Adalet Bakanı Yılmaz Tunç, İstanbul Adliyesi önündeki polis kontrol noktasına yönelik terör saldırısına ilişkin soruşturmada gözaltına alınan 96 şüpheliden 48'inin tutuklandığını bildirdi.
6 Şubat 2024 tarihinde İstanbul Adalet Sarayımıza yönelik hain terör örgütü üyeleri tarafından gerçekleştirilen saldırı girişimiyle ilgili İstanbul Cumhuriyet Başsavcılığı tarafından yürütülen soruşturma kapsamında;
— Yılmaz TUNÇ (@yilmaztunc) February 9, 2024
🟥 96 şüpheli gözaltına alınmış olup,
🟥 14'ü anayasal düzeni…
Bakan Tunç, sosyal medya hesabından yaptığı paylaşımda, terör örgütü DHKP/C'li Emrah Yayla ve Pınar Birkoç'un Çağlayan'daki İstanbul Adalet Sarayı önündeki polis kontrol noktasına yönelik silahlı saldırısına ilişkin İstanbul Cumhuriyet Başsavcılığınca yürütülen soruşturmada 14 şüphelinin "anayasal düzeni ortadan kaldırmaya teşebbüs etme" ve "nitelikli kasten öldürme", 33'ünün "silahlı terör örgütüne üye olma", 1 şüphelinin ise "örgüte yardım etme" suçundan tutuklandığını açıkladı.

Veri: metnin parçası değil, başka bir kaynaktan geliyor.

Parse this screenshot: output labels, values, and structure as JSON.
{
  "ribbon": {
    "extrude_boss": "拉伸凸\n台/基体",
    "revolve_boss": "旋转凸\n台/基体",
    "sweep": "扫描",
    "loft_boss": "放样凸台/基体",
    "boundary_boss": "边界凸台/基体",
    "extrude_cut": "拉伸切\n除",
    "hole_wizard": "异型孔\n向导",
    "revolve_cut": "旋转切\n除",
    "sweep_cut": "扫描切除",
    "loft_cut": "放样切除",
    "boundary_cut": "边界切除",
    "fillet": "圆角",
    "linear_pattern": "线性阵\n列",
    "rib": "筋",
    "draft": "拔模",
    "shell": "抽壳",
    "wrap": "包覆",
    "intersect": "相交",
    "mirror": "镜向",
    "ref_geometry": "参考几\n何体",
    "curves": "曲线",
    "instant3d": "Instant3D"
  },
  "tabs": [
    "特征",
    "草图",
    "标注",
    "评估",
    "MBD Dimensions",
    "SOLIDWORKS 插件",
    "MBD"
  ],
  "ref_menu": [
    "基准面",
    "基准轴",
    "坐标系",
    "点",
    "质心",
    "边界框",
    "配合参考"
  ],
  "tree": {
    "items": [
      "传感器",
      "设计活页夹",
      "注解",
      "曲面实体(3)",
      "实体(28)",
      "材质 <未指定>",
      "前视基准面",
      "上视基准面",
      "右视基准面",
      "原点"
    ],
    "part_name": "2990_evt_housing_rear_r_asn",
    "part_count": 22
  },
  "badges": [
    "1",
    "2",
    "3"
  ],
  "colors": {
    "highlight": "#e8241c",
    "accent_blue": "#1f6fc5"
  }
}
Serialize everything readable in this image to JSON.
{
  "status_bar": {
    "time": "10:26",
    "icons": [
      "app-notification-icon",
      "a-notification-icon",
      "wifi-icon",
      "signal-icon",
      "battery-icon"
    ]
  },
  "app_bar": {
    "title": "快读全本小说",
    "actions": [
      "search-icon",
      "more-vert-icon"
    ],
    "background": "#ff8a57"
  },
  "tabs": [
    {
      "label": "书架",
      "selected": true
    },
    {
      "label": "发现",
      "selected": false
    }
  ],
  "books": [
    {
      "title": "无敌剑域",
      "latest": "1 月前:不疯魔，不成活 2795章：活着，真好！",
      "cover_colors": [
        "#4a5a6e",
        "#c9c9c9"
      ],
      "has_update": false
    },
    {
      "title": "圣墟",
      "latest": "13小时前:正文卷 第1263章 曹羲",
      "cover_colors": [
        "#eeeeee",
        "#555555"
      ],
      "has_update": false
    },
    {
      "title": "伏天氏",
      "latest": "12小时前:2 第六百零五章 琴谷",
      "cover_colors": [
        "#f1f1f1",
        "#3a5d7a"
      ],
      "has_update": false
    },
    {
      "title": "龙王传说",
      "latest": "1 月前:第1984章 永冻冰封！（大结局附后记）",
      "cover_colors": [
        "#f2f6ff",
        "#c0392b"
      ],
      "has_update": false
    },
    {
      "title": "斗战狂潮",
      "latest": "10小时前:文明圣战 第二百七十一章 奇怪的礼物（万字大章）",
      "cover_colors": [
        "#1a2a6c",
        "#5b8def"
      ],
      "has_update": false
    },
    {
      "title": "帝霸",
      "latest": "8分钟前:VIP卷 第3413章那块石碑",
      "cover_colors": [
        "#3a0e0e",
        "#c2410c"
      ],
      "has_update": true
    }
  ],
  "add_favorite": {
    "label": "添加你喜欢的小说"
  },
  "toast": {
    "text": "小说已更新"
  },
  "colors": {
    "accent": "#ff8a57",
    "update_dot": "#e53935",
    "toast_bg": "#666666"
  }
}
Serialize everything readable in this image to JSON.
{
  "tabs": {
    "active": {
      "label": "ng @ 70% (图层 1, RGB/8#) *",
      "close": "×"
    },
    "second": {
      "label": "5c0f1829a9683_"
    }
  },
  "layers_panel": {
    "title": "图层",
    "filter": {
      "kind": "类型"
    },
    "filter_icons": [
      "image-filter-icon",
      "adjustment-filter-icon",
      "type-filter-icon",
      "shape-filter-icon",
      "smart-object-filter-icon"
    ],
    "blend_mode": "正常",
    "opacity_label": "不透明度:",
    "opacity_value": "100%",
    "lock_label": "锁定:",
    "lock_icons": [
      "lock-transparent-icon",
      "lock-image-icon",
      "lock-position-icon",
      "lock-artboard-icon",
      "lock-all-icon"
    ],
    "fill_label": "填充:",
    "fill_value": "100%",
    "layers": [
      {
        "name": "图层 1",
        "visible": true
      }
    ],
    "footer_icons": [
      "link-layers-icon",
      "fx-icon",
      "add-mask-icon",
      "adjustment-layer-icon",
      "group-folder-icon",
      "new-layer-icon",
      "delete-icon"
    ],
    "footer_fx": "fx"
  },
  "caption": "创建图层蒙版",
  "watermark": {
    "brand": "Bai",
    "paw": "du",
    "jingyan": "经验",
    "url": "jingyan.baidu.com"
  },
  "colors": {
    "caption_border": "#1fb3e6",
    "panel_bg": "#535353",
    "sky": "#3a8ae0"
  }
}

Tunç, 48 şüphelinin ise adli kontrol şartıyla serbest bırakıldığını belirterek, olayla ilgili adli soruşturmanın kapsamlı şekilde devam ettiğini kaydetti.
Saldırı sonrasında sosyal medya hesaplarından provokatif paylaşımlar yaptığı tespit edilenlerle ilgili yürütülen soruşturma kapsamında gözaltına alınan 6 şüpheliden 5'inin tutuklandığını ifade eden Tunç, saldırgan Birkoç'un eylem esnasında 13. Ağır Ceza Mahkemesinde duruşmada yargılaması bulunan kardeşinin de eylem ile irtibatlı olduğunun değerlendirildiğini ve "anayasal düzeni ortadan kaldırmaya teşebbüs etme" suçundan tutuklandığını belirtti.
Yılmaz Tunç, soruşturmalar kapsamında toplam tutuklanan şüpheli sayısının 54 olduğunu kaydederek, "Ülkemizin ve milletimizin huzurunu bozmak isteyen tüm terör örgütleriyle mücadelemize kararlılıkla devam edeceğiz." ifadesini kullandı.
Öte yandan terör saldırısına ilişkin soruşturmada savcılığın sevk yazısına ulaşıldı.
Sevk yazısında, terör örgütü DHKP/C'nin yapısı, örgüt şeması, Grup Yorum ve İdil Kültür Merkezi ile Halkın Hukuk Bürosu'nun yapılanması anlatıldı.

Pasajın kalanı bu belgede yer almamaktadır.